Незадолго перед тем в горах разбился почтовый самолет. С трудом разыскав тела погибших, летчики и альпинисты при свете керосиновых ламп на узкой застекленной террасе справляли поминки по своим товарищам.
В той же маленькой гостинице заночевала группа московских и ленинградских писателей. П. Антокольский с женой, В. Гольцев и сопровождавший их Т. Табидзе приехали из Тбилиси. Ленинградцы — Ю. Герман, Я. Горев, В. Саянов, Е. Шварц, А. Штейн и я — ехали из Владикавказа в Тбилиси и остановились здесь на одну ночь. Все мы тоже участвовали в поминках.
Летчики, альпинисты и писатели сошлись за одним столом. Произносились речи.
О чем? О стране, где решаются судьбы столетья.
О бьющей насквозь и навылет ночной быстрине.
О смерти, которая хлещет старинною плетью
По стольким отважным. И снова о нашей стране.
В «Повести временных лет» — еще не законченных автобиографических записках[1] — поэт подробно рассказывает о своей поездке по Грузии летом 1935 года.
Вспоминает он и о ночлеге у подножья Казбека: «Все это описано у меня в стихах, стихи были точные. В них осталась атмосфера этой горячей горной ночи».

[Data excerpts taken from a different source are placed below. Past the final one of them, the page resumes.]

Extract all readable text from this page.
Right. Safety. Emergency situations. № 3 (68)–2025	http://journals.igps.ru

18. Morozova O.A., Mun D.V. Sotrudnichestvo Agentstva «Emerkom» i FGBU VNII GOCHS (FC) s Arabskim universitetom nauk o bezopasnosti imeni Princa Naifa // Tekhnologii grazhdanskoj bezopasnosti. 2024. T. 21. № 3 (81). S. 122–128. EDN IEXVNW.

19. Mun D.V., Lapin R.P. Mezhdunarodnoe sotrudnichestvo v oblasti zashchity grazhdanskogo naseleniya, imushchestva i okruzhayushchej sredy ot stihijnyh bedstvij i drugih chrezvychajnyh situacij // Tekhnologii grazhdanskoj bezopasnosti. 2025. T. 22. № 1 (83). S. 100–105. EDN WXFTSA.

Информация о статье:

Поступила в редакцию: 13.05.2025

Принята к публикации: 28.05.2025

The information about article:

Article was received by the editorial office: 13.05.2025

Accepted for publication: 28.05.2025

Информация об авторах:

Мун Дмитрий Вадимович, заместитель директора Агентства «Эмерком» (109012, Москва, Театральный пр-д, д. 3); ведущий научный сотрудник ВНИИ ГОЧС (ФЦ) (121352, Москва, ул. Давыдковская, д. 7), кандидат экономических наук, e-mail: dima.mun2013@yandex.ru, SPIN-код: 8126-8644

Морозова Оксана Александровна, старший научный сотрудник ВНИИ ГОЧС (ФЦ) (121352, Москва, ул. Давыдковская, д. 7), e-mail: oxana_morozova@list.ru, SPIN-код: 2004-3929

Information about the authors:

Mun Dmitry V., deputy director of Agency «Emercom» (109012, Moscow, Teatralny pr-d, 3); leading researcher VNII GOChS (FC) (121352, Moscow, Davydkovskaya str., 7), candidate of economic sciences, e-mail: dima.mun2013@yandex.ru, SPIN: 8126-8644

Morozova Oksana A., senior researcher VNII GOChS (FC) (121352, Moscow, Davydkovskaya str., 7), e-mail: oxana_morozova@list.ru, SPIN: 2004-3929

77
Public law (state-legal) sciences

Я хорошо помню эту горячую горную ночь в селении Казбек.
Из всех нас, ленинградцев, только Саянов был близок с Антокольским, да еще Шварц познакомился с ним когда-то в двадцатых годах у Тихонова.
Я видел Антокольского впервые, но достаточно хорошо знал его как поэта. Годом раньше Издательство писателей в Ленинграде выпустило большую книгу, куда вошло почти все написанное им.
С его именем связывались для меня московские поэтические кружки двадцатых годов; издательство «Узел», выпускавшее, кажется, только москвичей — Пастернака, Сельвинского, Луговского, Антокольского, Звягинцеву, Федорченко; «Цех поэтов», диспуты в Политехническом; наконец, вахтанговский театр. Я знал, что Антокольский отдал вахтанговцам много лет жизни, пришел в поэзию из театра, и это сказывалось в его стихах, придавало им особую окраску, во многом определяло его поэтический мир.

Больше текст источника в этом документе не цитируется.